In December 1918, Munplace departed Norfolk and delivered another U.S. Army cargo to La Pallice. She then returned to the United States, arriving at Newport News in January 1919

On 15 February 1919 Munplace was decommissioned and delivered to the United States Shipping Board for simultaneous return to Munson Steamship Line.

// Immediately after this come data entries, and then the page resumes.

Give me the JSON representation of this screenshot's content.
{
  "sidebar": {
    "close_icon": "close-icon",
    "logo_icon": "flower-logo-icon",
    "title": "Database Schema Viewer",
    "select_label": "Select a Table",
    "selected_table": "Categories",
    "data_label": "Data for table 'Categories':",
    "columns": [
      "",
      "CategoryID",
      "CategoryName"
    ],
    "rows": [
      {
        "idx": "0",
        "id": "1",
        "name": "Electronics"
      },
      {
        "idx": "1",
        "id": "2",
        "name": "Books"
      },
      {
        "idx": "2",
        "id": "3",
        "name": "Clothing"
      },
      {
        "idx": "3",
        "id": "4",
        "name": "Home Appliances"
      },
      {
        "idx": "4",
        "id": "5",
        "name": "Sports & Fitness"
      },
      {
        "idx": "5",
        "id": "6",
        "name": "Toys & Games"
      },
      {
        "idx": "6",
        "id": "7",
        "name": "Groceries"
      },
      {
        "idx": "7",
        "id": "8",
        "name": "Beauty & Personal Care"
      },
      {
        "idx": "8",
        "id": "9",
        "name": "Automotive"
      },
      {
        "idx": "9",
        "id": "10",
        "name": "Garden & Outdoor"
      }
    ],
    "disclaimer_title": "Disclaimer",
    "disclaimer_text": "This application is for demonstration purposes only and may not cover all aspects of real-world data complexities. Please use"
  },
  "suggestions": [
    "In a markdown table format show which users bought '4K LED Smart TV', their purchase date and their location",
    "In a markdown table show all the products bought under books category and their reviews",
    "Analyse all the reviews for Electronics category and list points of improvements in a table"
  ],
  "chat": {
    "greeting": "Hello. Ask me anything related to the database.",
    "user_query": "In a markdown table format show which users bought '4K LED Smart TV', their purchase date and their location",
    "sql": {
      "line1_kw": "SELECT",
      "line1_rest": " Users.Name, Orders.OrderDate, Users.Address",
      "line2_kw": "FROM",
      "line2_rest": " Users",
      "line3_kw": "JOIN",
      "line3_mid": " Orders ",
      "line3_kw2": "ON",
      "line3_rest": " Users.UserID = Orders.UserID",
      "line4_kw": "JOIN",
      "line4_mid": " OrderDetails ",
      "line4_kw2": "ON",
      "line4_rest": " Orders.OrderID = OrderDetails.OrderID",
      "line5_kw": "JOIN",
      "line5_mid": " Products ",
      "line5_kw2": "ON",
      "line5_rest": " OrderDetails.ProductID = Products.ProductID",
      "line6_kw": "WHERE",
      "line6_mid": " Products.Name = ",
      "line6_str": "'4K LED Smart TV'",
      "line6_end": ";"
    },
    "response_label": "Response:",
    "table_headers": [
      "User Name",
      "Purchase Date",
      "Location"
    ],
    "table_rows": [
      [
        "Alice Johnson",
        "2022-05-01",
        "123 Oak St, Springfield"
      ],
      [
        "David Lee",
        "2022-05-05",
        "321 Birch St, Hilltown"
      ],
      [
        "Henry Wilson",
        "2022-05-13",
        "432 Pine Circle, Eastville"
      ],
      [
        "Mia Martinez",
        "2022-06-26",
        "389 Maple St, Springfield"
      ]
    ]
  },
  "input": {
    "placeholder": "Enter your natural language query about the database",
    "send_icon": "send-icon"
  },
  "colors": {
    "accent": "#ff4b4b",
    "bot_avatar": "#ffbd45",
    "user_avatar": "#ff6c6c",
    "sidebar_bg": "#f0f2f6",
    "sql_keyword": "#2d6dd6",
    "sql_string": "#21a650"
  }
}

She returned to mercantile service as SS Munplace, remaining in commercial use until she was scrapped at Baltimore, Maryland, in 1939.

References

Department of the Navy, Naval Historical Center: Online Library of Selected Images: Civilian Ships: S.S. Munplace (American Freighter, 1916) Served as USS Munplace (ID # 2346) in 1918-1919.
NavSource Online NavSource Online: Section Patrol Craft Photo Archive Munplace (ID 2346)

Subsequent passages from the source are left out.